Business Daily (Nairobi)

OPINION

12 February 2008

Ban Ki-Moon



Over the past month, I have been deeply engaged in the evolving situation in Kenya. As I warned at the African Union Summit, ethnic clashes threaten to escalate out of control.

During my visit, I told Kenya's leaders, President Mwai Kibaki and Raila Odinga, that they bear a particular political responsibility for the future of Kenya.

I stressed to all the Kenyan leaders the need to stop the unacceptable violence and killings and to resolve their differences through dialogue and the democratic process. I also appealed to all the political leaders to think beyond their individual interests or party lines, and to look to the future of Kenya as one country.

I reiterate my support to the mediation efforts of the Panel of Eminent African Personalities led by former Secretary-General Kofi Annan. When I met him in Nairobi, we discussed in depth his roadmap for the talks.

The parties are now talking and discussing practical measures to stop the spiral of violence, to address the humanitarian crisis, and to restore fundamental human rights and liberties.

I have assigned several members of my staff to provide necessary assistance to Mr. Annan's team, and we have established a UNDP trust fund to support this.

With our partners, we have been able to meet the initial basic needs of displaced populations, totalling around 310,000 IDPs spread over 192 sites in the western and central provinces, and I [have] dispatched Mr John Holmes, Under-Secretary-General of the Office for the Co-ordination of Humanitarian Affairs, to look after these issues. Needless to say, much more needs to be done.
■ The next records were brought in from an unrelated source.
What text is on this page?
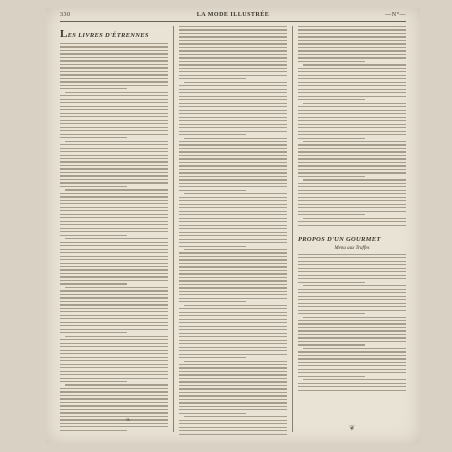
330	LA MODE ILLUSTRÉE	—N°—
LES LIVRES D'ÉTRENNES
❧
PROPOS D'UN GOURMET
Menu aux Truffes
❦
I urge donors to provide additional funding to address this grave emergency. Turning to the situation in Chad, I am alarmed by the deteriorating security situation in the capital, N'Djamena, and elsewhere. We can no longer guarantee the safety and security of UN staff in Chad and we have evacuated, with the help of the French Government, most of the personnel into neighbouring countries, in Cameroon and Gabon.

However, a small number of personnel from Minurcat in N'Djamena, and some other UN agencies are still remaining. We will take necessary measures in close cooperation with the French Government when it is necessary.

The UN will do its utmost to help resolve the crisis. I welcome the initiative of the African Union to have designated leaders of Libya and the Republic of Congo to mediate this issue. It has devastating consequences not only for the people of Chad and Darfurian refugees seeking shelter there, but also for Darfur itself.

Ban Ki-Moon is the UN secretary- general.